Birmingham’s economy is now dominated by the service sector. The city is a major international commercial center, ranked as a beta- world city by the Globalization and World Cities Research Network the joint highest ranking with Edinburgh and Manchester of all British cities outside of London; and an important transport, retail, events and conference hub.
Birmingham is the fourth-most visited city in the UK by foreign visitors.
Birmingham’s explosive industrial expansion started earlier than that of the textile-manufacturing towns of the North of England, and was driven by different factors.
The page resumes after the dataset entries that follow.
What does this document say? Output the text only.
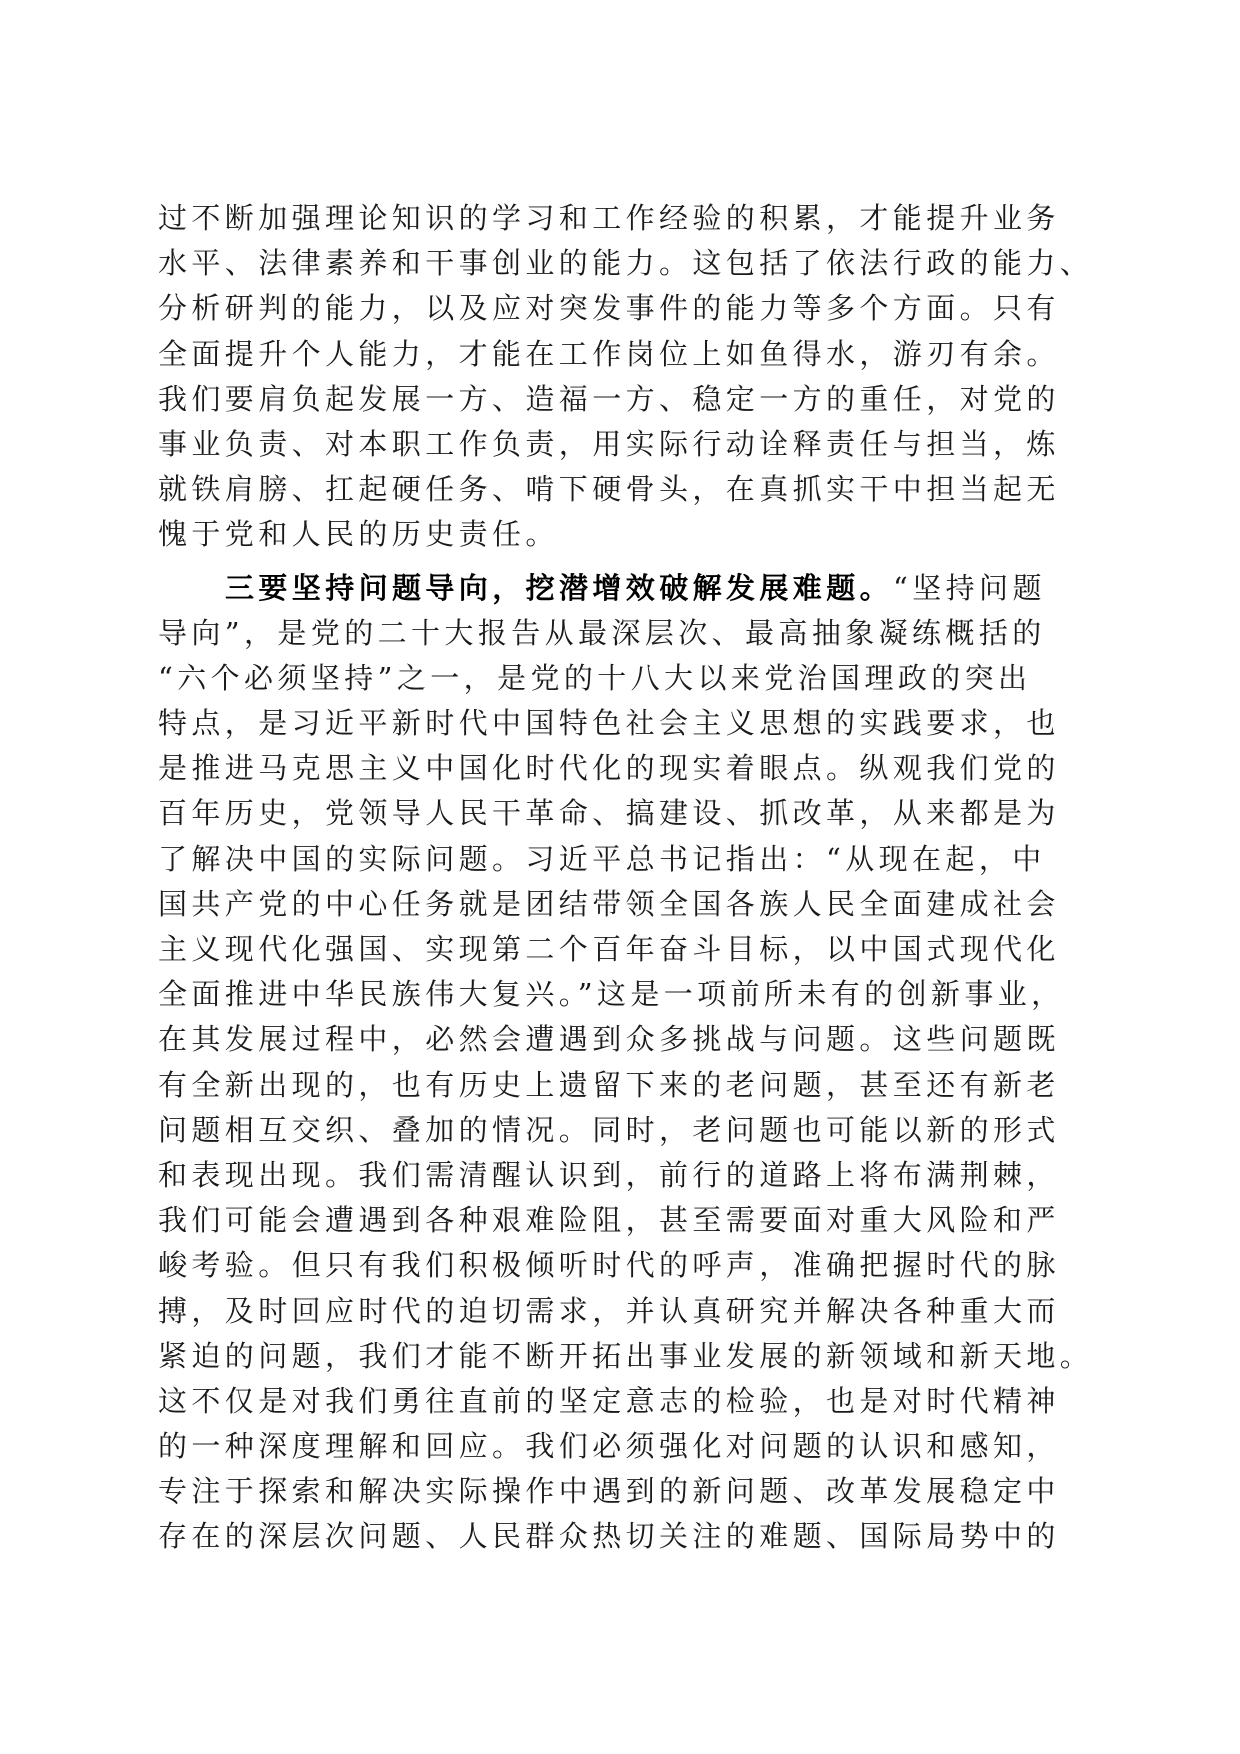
过不断加强理论知识的学习和工作经验的积累，才能提升业务
水平、法律素养和干事创业的能力。这包括了依法行政的能力、
分析研判的能力，以及应对突发事件的能力等多个方面。只有
全面提升个人能力，才能在工作岗位上如鱼得水，游刃有余。
我们要肩负起发展一方、造福一方、稳定一方的重任，对党的
事业负责、对本职工作负责，用实际行动诠释责任与担当，炼
就铁肩膀、扛起硬任务、啃下硬骨头，在真抓实干中担当起无
愧于党和人民的历史责任。
三要坚持问题导向，挖潜增效破解发展难题。“坚持问题
导向”，是党的二十大报告从最深层次、最高抽象凝练概括的
“六个必须坚持”之一，是党的十八大以来党治国理政的突出
特点，是习近平新时代中国特色社会主义思想的实践要求，也
是推进马克思主义中国化时代化的现实着眼点。纵观我们党的
百年历史，党领导人民干革命、搞建设、抓改革，从来都是为
了解决中国的实际问题。习近平总书记指出：“从现在起，中
国共产党的中心任务就是团结带领全国各族人民全面建成社会
主义现代化强国、实现第二个百年奋斗目标，以中国式现代化
全面推进中华民族伟大复兴。”这是一项前所未有的创新事业，
在其发展过程中，必然会遭遇到众多挑战与问题。这些问题既
有全新出现的，也有历史上遗留下来的老问题，甚至还有新老
问题相互交织、叠加的情况。同时，老问题也可能以新的形式
和表现出现。我们需清醒认识到，前行的道路上将布满荆棘，
我们可能会遭遇到各种艰难险阻，甚至需要面对重大风险和严
峻考验。但只有我们积极倾听时代的呼声，准确把握时代的脉
搏，及时回应时代的迫切需求，并认真研究并解决各种重大而
紧迫的问题，我们才能不断开拓出事业发展的新领域和新天地。
这不仅是对我们勇往直前的坚定意志的检验，也是对时代精神
的一种深度理解和回应。我们必须强化对问题的认识和感知，
专注于探索和解决实际操作中遇到的新问题、改革发展稳定中
存在的深层次问题、人民群众热切关注的难题、国际局势中的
Instead of the economies of scale of a low-paid, unskilled workforce producing a single bulk commodity such as cotton or wool in large, mechanized units of production, Birmingham’s industrial development was built on the adaptability and creativity of a highly paid workforce with a strong division of labor, practicing a broad variety of skilled specialist trades and producing a constantly diversifying range of products, in a highly entrepreneurial economy of small, often self-owned workshops. This led to exceptional levels of inventiveness: between 1760 and 1850 – the core years of the Industrial Revolution – Birmingham residents registered over three times as many patents as those of any other British town or city.
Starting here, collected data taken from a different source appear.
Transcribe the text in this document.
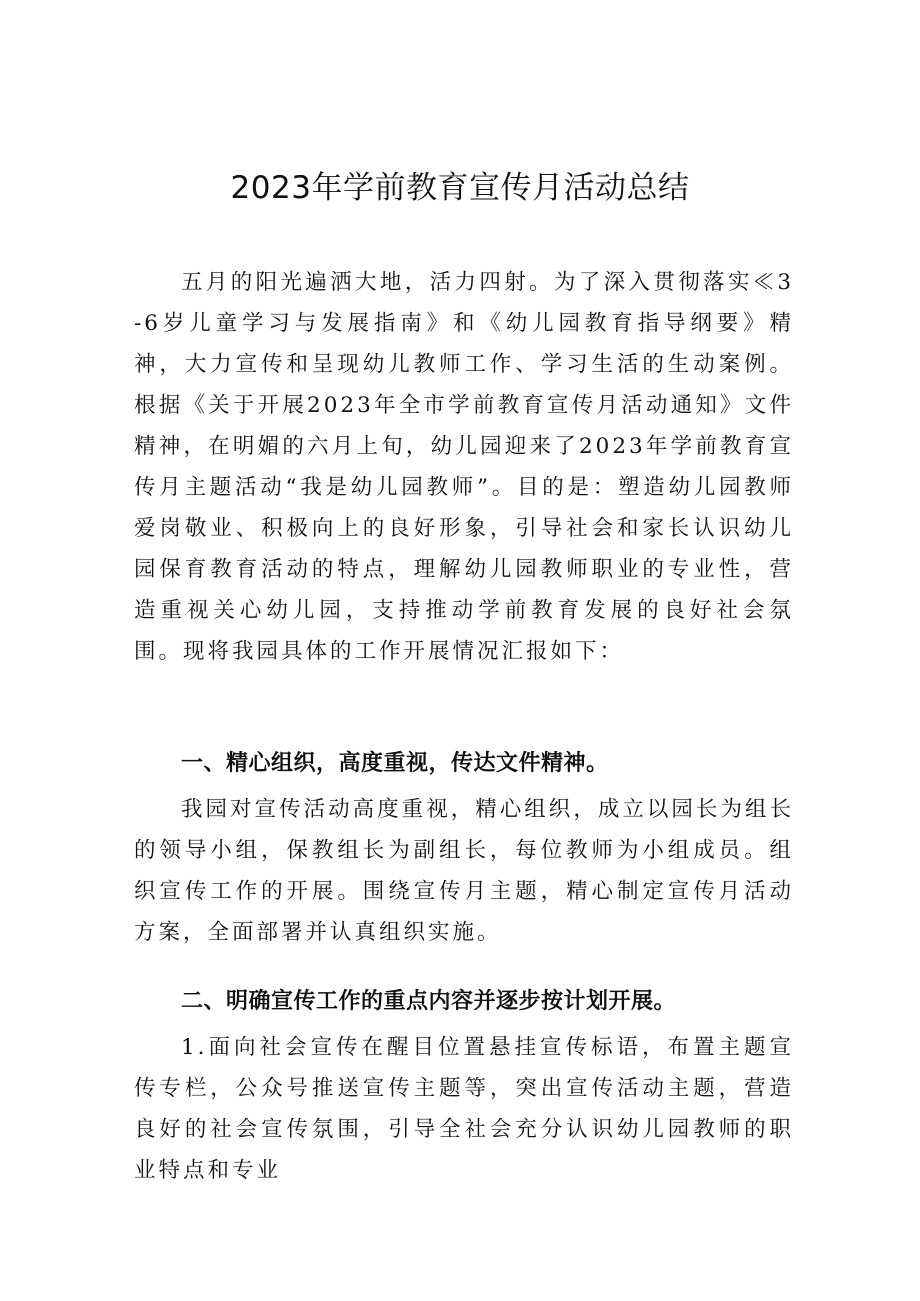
2023年学前教育宣传月活动总结

五月的阳光遍洒大地，活力四射。为了深入贯彻落实≪3-6岁儿童学习与发展指南》和《幼儿园教育指导纲要》精神，大力宣传和呈现幼儿教师工作、学习生活的生动案例。根据《关于开展2023年全市学前教育宣传月活动通知》文件精神，在明媚的六月上旬，幼儿园迎来了2023年学前教育宣传月主题活动“我是幼儿园教师”。目的是：塑造幼儿园教师爱岗敬业、积极向上的良好形象，引导社会和家长认识幼儿园保育教育活动的特点，理解幼儿园教师职业的专业性，营造重视关心幼儿园，支持推动学前教育发展的良好社会氛围。现将我园具体的工作开展情况汇报如下：

一、精心组织，高度重视，传达文件精神。

我园对宣传活动高度重视，精心组织，成立以园长为组长的领导小组，保教组长为副组长，每位教师为小组成员。组织宣传工作的开展。围绕宣传月主题，精心制定宣传月活动方案，全面部署并认真组织实施。

二、明确宣传工作的重点内容并逐步按计划开展。

1.面向社会宣传在醒目位置悬挂宣传标语，布置主题宣传专栏，公众号推送宣传主题等，突出宣传活动主题，营造良好的社会宣传氛围，引导全社会充分认识幼儿园教师的职业特点和专业
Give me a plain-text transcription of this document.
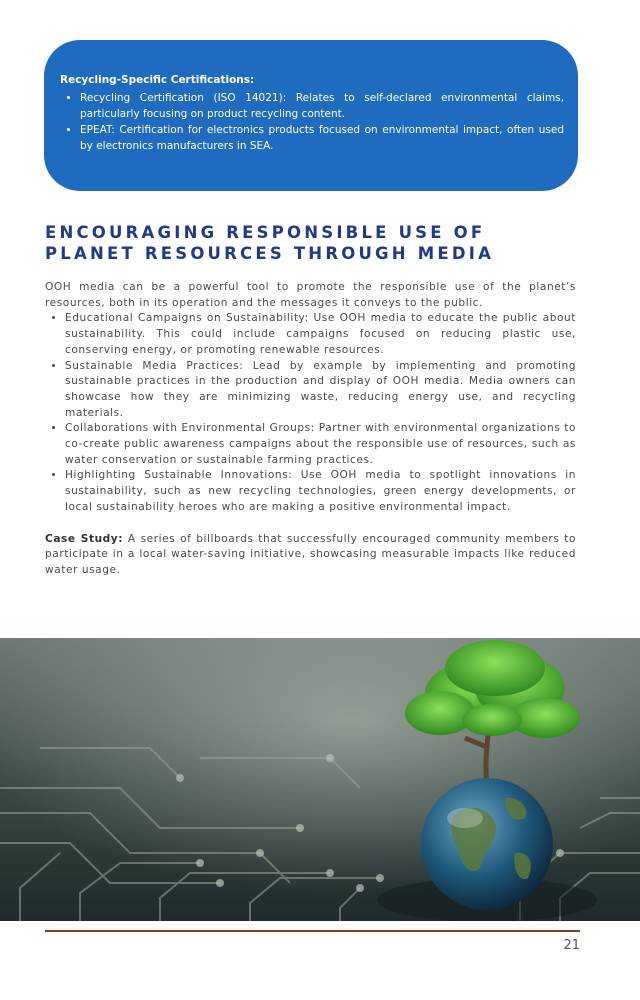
Recycling-Specific Certifications:

• Recycling Certification (ISO 14021): Relates to self-declared environmental claims, particularly focusing on product recycling content.
• EPEAT: Certification for electronics products focused on environmental impact, often used by electronics manufacturers in SEA.
ENCOURAGING RESPONSIBLE USE OF PLANET RESOURCES THROUGH MEDIA

OOH media can be a powerful tool to promote the responsible use of the planet’s resources, both in its operation and the messages it conveys to the public.

• Educational Campaigns on Sustainability: Use OOH media to educate the public about sustainability. This could include campaigns focused on reducing plastic use, conserving energy, or promoting renewable resources.
• Sustainable Media Practices: Lead by example by implementing and promoting sustainable practices in the production and display of OOH media. Media owners can showcase how they are minimizing waste, reducing energy use, and recycling materials.
• Collaborations with Environmental Groups: Partner with environmental organizations to co-create public awareness campaigns about the responsible use of resources, such as water conservation or sustainable farming practices.
• Highlighting Sustainable Innovations: Use OOH media to spotlight innovations in sustainability, such as new recycling technologies, green energy developments, or local sustainability heroes who are making a positive environmental impact.

Case Study: A series of billboards that successfully encouraged community members to participate in a local water-saving initiative, showcasing measurable impacts like reduced water usage.

21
The demand for capital to feed rapid economic expansion also saw Birmingham grow into a major financial center with extensive international connections. Lloyds Bank was founded in the town in 1765, and Ketley’s Building Society, the world’s first building society, in 1775. By 1800 the West Midlands had more banking offices per head than any other region in Britain, including London.
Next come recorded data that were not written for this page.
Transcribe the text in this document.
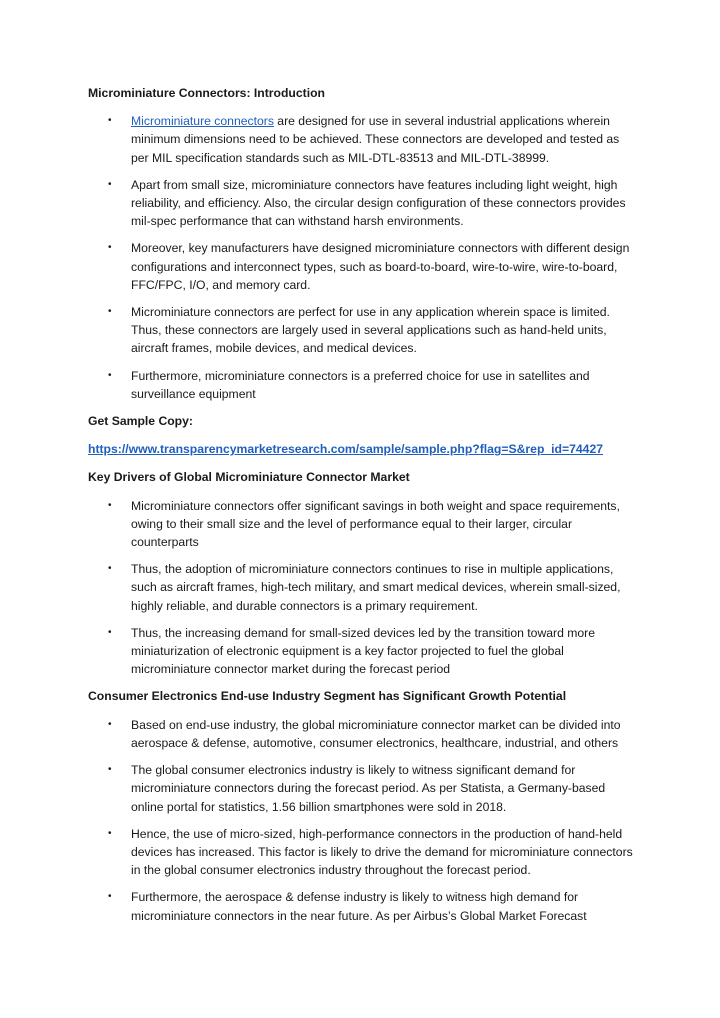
Microminiature Connectors: Introduction
• Microminiature connectors are designed for use in several industrial applications wherein minimum dimensions need to be achieved. These connectors are developed and tested as per MIL specification standards such as MIL-DTL-83513 and MIL-DTL-38999.
• Apart from small size, microminiature connectors have features including light weight, high reliability, and efficiency. Also, the circular design configuration of these connectors provides mil-spec performance that can withstand harsh environments.
• Moreover, key manufacturers have designed microminiature connectors with different design configurations and interconnect types, such as board-to-board, wire-to-wire, wire-to-board, FFC/FPC, I/O, and memory card.
• Microminiature connectors are perfect for use in any application wherein space is limited. Thus, these connectors are largely used in several applications such as hand-held units, aircraft frames, mobile devices, and medical devices.
• Furthermore, microminiature connectors is a preferred choice for use in satellites and surveillance equipment
Get Sample Copy:
https://www.transparencymarketresearch.com/sample/sample.php?flag=S&rep_id=74427
Key Drivers of Global Microminiature Connector Market
• Microminiature connectors offer significant savings in both weight and space requirements, owing to their small size and the level of performance equal to their larger, circular counterparts
• Thus, the adoption of microminiature connectors continues to rise in multiple applications, such as aircraft frames, high-tech military, and smart medical devices, wherein small-sized, highly reliable, and durable connectors is a primary requirement.
• Thus, the increasing demand for small-sized devices led by the transition toward more miniaturization of electronic equipment is a key factor projected to fuel the global microminiature connector market during the forecast period
Consumer Electronics End-use Industry Segment has Significant Growth Potential
• Based on end-use industry, the global microminiature connector market can be divided into aerospace & defense, automotive, consumer electronics, healthcare, industrial, and others
• The global consumer electronics industry is likely to witness significant demand for microminiature connectors during the forecast period. As per Statista, a Germany-based online portal for statistics, 1.56 billion smartphones were sold in 2018.
• Hence, the use of micro-sized, high-performance connectors in the production of hand-held devices has increased. This factor is likely to drive the demand for microminiature connectors in the global consumer electronics industry throughout the forecast period.
• Furthermore, the aerospace & defense industry is likely to witness high demand for microminiature connectors in the near future. As per Airbus’s Global Market Forecast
There are 571 parks within Birmingham – more than any other European city – totaling over 3,500 hectares of public open space. The city has over six million trees, and 400 kilometers of urban brooks and streams. Sutton Park, which covers 2,400 acres in the north of the city is the largest urban park in Europe and a National Nature Reserve. Birmingham Botanical Gardens, located close to the city center, retains the regency landscape of its original design by J. C. Loudon in 1829, while the Winterbourne Botanic Garden in Edgbaston reflects the more informal Arts and Crafts tastes of its Edwardian origins. Birmingham has two major public art collections. Birmingham Museum & Art Gallery is best known for its works by the Pre-Raphaelites, a collection “of outstanding importance”. It also holds a significant selection of old masters – including major works by Bellini, Rubens, Canaletto and Claude – and particularly strong collections of 17th-century Italian Baroque painting and English watercolors. Its design holdings include Europe’s pre-eminent collections of ceramics and fine metalwork. The Barber Institute of Fine Arts in Edgbaston is one of the finest small art galleries in the world, with a collection of exceptional quality representing Western art from the 13th century to the present day.
Explore Birmingham at night when those interested in the vivid nightlife are mainly concentrated along Broad Street and into Brindley place. Although in more recent years Broad Street has lost its popularity due to the closing of several clubs; the Arcadian now has more popularity in terms of nightlife. Outside the Broad Street area are many stylish and underground venues.